Across the room, in the foyer in front of the double doors leading to the room where bands often play at Peacock, a few untitled works of art lay on a small side table. A painting depicting a score of sedimentary rock sits to the left and a smaller one, possibly featuring multiple perspectives of one’s own personality, is on the right. Both of these are completely different, almost seeming to have originated from other artists.
You are a different person with each painting you create, Harris said. “We are everything and we are nothing. That’s what it boils down to.”
His painting titled, “Discovery,” hangs on the wall near a tile and etchings composite that looks like a scene from Studio Ghibli’s “Spirited Away.” He said it took about two months to finish it and he worked with Justin Barrows the whole time.
“That’s why I like to collaborate, to learn and change and find myself when I lose myself,” Harris said.
Harris and Tobar are both contributing B-side artists who have wandered all the way from Downtown Orlando to the Mills/50 area to showcase their work.
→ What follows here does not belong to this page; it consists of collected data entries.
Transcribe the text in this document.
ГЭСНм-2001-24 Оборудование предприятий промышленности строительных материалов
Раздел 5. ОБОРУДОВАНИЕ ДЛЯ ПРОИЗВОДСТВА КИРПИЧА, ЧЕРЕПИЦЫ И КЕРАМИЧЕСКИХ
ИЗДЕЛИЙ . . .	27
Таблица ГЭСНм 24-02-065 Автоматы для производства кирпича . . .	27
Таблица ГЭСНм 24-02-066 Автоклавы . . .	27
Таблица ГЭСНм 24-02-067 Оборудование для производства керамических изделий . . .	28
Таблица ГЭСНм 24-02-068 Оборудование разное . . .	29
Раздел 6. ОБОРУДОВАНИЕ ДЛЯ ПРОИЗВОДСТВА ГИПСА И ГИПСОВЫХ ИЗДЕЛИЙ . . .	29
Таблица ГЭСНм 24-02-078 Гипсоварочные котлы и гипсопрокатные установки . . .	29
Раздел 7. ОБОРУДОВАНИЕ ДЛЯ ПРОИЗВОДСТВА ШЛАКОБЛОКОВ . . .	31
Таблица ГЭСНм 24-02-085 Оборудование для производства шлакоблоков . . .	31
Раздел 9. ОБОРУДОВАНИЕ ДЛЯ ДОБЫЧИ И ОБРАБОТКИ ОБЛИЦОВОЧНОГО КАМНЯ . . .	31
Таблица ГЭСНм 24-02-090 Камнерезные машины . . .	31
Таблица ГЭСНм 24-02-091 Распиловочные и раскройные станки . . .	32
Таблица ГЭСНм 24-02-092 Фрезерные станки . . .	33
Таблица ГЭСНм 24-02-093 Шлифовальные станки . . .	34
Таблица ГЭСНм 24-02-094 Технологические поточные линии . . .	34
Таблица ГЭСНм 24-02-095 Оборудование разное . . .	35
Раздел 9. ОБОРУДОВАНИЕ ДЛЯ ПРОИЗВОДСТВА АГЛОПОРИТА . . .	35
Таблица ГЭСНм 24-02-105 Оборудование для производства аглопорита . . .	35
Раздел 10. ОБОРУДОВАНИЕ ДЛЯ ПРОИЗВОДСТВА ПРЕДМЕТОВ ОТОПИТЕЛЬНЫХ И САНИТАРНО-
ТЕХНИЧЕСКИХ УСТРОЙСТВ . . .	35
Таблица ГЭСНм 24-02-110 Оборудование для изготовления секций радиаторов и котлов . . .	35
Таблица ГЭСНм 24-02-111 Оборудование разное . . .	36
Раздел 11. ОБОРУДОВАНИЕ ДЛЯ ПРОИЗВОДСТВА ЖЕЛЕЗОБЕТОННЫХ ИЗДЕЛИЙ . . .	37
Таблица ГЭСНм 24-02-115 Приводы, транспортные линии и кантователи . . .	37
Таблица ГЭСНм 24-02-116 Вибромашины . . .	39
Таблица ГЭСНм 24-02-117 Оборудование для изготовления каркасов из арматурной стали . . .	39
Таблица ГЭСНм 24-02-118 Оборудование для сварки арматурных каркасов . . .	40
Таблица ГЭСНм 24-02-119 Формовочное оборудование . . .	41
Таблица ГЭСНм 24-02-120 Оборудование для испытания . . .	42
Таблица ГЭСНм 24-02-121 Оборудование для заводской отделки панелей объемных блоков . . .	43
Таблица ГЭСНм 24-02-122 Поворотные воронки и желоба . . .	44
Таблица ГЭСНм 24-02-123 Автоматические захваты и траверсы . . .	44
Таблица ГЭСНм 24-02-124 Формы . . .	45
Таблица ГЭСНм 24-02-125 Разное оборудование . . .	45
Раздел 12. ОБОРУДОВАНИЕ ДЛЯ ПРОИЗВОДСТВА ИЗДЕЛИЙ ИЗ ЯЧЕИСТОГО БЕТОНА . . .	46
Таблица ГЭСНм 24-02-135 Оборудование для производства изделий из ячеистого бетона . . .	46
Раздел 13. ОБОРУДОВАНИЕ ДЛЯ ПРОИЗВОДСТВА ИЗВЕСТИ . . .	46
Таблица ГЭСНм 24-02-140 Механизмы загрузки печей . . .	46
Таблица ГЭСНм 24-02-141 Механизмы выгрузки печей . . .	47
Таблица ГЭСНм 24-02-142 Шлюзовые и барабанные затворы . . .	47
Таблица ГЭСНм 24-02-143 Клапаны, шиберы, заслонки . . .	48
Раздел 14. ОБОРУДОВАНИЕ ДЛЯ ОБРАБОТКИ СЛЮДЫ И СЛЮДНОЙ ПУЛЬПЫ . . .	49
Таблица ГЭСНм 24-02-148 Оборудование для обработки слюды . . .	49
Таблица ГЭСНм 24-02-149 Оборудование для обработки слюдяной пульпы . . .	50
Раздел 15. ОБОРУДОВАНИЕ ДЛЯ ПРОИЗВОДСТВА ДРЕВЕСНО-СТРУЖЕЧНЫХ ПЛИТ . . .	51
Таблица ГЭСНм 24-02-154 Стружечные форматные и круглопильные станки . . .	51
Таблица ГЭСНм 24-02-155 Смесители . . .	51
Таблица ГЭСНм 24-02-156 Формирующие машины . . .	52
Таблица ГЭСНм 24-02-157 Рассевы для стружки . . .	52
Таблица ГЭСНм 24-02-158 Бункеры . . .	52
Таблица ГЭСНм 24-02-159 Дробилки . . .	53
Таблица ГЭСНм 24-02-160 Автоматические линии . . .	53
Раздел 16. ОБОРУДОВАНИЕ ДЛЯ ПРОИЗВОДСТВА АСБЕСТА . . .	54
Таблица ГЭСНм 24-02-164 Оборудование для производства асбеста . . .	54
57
A small sample of graffiti created by a few B-side artists can be seen on the North wall of Pho 88. The Drunken Monkey, on Bumby Avenue, is also a frequent home to artistic expression by local B-side artists.
Chris Tobar will show his work at Redefine Gallery, Feb. 20, where his computer illustrations find a home in canvas made of authentic wood-grain and the ethereal, multi-perspective and otherwise loud lines of Tr3 will remain on the walls of the Peacock Room until March 7, where they are free for public view.